The work, funded by the National Institute on Aging (NIA) and the National Institute of Neurological Disorders and Stroke (NINDS), both of the National Institutes of Health (NIH), as well as the American Heart Association, will be published in the January 22, 2010 issue of the top tier journal, Cell, available online at 12:00 noon ET on January 21, 2010.

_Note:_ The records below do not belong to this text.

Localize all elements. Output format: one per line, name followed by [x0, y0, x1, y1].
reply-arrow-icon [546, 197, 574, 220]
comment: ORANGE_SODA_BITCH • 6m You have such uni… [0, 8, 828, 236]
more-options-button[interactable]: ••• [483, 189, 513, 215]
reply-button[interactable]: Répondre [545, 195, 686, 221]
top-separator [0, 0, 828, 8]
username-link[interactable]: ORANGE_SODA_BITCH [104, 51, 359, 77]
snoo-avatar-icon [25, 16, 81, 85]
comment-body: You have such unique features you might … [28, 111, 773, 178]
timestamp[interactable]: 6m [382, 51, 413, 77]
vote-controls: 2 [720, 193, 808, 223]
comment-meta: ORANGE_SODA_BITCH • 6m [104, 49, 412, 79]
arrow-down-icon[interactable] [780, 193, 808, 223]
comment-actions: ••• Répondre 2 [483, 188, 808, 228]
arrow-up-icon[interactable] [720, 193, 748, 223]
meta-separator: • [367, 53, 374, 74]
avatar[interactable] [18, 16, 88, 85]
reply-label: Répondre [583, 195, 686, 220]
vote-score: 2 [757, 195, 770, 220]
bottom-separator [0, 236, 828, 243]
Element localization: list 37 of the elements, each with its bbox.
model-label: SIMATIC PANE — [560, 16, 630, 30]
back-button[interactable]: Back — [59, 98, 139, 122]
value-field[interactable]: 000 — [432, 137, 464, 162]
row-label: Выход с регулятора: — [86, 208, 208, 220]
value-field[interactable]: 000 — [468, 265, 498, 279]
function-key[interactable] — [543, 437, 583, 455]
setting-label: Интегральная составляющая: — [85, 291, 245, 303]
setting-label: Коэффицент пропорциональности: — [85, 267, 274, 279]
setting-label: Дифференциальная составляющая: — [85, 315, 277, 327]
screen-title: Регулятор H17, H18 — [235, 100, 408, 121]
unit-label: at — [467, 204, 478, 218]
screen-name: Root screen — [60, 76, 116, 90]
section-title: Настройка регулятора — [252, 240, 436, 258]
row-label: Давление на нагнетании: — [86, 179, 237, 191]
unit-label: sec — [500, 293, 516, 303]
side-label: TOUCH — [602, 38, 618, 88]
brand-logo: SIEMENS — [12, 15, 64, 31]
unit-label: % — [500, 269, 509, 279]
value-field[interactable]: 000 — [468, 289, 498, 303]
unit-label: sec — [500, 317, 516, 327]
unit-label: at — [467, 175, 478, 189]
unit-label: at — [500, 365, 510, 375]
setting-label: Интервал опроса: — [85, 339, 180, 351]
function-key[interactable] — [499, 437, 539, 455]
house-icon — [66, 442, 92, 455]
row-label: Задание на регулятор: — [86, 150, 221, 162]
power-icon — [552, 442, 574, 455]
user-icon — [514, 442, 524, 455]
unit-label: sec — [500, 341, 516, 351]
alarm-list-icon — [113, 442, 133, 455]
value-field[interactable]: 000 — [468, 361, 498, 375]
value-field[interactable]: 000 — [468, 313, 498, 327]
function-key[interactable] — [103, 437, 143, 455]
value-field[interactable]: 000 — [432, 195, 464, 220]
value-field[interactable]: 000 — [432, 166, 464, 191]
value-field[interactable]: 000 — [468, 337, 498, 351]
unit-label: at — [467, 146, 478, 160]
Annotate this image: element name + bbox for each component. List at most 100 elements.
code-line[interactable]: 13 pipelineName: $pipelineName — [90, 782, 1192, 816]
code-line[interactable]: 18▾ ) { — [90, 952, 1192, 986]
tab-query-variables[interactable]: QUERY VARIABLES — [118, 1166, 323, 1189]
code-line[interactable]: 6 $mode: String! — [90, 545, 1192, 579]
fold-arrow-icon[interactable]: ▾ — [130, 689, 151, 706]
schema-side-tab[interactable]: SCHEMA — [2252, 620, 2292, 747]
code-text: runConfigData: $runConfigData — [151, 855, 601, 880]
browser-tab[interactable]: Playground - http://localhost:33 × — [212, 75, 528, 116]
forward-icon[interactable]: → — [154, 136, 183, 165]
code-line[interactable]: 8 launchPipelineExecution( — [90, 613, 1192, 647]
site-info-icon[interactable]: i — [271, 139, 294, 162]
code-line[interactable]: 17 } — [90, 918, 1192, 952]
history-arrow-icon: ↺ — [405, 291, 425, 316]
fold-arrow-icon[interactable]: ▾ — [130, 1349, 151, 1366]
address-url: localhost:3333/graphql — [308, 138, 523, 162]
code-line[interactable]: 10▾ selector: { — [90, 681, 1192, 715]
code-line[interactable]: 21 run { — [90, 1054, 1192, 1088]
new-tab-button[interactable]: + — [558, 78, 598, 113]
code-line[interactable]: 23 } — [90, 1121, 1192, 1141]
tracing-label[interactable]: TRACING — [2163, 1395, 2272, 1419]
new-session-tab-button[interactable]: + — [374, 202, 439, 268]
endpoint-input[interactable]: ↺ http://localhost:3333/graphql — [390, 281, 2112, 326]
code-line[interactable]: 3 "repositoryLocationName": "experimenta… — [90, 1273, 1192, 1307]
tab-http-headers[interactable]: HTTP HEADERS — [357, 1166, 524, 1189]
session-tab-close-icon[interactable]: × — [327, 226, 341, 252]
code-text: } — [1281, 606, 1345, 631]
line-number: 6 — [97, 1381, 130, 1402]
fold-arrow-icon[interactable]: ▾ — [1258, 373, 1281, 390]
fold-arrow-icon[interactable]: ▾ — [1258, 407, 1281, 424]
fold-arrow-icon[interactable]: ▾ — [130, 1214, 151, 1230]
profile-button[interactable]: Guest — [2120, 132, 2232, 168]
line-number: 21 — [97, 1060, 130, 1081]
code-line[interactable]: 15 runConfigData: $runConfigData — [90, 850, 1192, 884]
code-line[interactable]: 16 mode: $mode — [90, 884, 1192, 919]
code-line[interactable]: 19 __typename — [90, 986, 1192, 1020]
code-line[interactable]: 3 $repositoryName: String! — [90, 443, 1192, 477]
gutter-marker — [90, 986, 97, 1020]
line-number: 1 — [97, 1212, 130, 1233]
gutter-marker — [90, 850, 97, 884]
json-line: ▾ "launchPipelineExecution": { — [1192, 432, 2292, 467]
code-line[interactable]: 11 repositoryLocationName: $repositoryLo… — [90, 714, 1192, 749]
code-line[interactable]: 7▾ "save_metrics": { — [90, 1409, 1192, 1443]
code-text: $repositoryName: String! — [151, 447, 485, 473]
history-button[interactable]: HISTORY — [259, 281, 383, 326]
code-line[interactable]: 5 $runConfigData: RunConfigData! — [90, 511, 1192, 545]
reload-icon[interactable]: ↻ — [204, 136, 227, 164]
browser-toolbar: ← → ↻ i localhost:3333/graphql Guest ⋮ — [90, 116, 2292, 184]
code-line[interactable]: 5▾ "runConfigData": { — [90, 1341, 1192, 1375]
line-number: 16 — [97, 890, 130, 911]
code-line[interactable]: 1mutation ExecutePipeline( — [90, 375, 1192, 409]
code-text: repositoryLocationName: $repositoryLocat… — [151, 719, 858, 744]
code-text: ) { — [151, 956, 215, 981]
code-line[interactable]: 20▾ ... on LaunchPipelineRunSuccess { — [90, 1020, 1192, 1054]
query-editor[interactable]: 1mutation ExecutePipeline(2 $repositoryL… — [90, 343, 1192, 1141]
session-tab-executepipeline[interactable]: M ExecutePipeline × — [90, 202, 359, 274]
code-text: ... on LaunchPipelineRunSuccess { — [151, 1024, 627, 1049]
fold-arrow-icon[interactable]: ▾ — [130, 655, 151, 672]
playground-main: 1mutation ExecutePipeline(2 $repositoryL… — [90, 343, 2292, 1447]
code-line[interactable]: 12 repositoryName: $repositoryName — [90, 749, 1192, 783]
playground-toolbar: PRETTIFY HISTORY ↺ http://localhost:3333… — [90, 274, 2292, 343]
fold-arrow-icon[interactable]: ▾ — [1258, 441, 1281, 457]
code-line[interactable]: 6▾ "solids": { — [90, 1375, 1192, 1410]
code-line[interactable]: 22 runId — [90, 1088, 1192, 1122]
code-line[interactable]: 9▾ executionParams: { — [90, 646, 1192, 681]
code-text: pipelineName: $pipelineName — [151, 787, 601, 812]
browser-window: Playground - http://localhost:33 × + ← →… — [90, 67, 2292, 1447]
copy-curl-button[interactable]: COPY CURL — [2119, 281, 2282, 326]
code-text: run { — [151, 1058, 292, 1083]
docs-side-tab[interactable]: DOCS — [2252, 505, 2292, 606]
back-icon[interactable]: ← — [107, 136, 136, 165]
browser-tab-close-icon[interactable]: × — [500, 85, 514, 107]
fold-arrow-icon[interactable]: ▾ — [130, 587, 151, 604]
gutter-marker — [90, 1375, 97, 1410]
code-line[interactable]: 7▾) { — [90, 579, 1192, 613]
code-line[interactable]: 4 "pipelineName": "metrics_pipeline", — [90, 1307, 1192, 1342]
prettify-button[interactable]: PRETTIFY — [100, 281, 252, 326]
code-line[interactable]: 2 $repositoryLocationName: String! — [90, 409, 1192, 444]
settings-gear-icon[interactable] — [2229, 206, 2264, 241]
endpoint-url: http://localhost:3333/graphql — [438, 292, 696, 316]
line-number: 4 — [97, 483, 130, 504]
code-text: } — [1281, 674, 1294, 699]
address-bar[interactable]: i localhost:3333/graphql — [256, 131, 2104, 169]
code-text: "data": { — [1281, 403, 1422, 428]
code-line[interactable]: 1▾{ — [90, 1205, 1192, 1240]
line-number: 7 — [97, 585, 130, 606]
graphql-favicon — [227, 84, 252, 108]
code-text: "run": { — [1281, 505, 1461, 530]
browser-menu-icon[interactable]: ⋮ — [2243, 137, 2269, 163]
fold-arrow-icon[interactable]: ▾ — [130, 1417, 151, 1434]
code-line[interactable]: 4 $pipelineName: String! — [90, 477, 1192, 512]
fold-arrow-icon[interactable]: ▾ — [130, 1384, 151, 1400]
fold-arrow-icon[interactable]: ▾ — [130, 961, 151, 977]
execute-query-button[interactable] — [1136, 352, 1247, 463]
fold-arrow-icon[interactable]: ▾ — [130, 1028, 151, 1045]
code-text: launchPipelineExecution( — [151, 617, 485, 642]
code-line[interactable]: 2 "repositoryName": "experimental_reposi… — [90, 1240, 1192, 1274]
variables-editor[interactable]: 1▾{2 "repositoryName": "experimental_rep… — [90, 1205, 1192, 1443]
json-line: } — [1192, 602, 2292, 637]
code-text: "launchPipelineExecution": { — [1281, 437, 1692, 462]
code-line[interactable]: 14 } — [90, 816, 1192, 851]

The work focuses on particular receptors for the neurotransmitter, glutamate, called NMDA (N-methyl-D-aspartate) receptors, which constitute the major subtype of glutamate receptors. NMDA receptors play a key role in communication among nerve cells in the brain. They perform a number of necessary functions including playing a role in learning and memory, but can also be involved in processes that cause brain cell death. Under normal conditions, signaling through NMDA receptors prevents the deleterious overload of cells with calcium, but during insults like stroke, this process is disabled. Calcium overload triggers multiple intracellular processes which result in irreversible death of brain cells. The research team discovered that an enzyme, DAPK1 (Death-Associated Protein Kinase 1), binds to a portion of the NMDA receptor, and acts as a specific "NMDA receptor cell death signal" during stroke. The researchers wanted to determine whether the process could be circumvented by disrupting the DAPK1-NMDA receptor binding, and they developed a high potency reagent to test. The reagent not only blocked DAPK1, protecting brain cells against stroke insults, but it did so without affecting other physiological functions of NMDA receptors.
To date, all stroke clinical trials targeting glutamate receptors have failed, largely because of their side effects, inefficient delivery through the blood-brain barrier, and/or a limited time window for therapeutic intervention.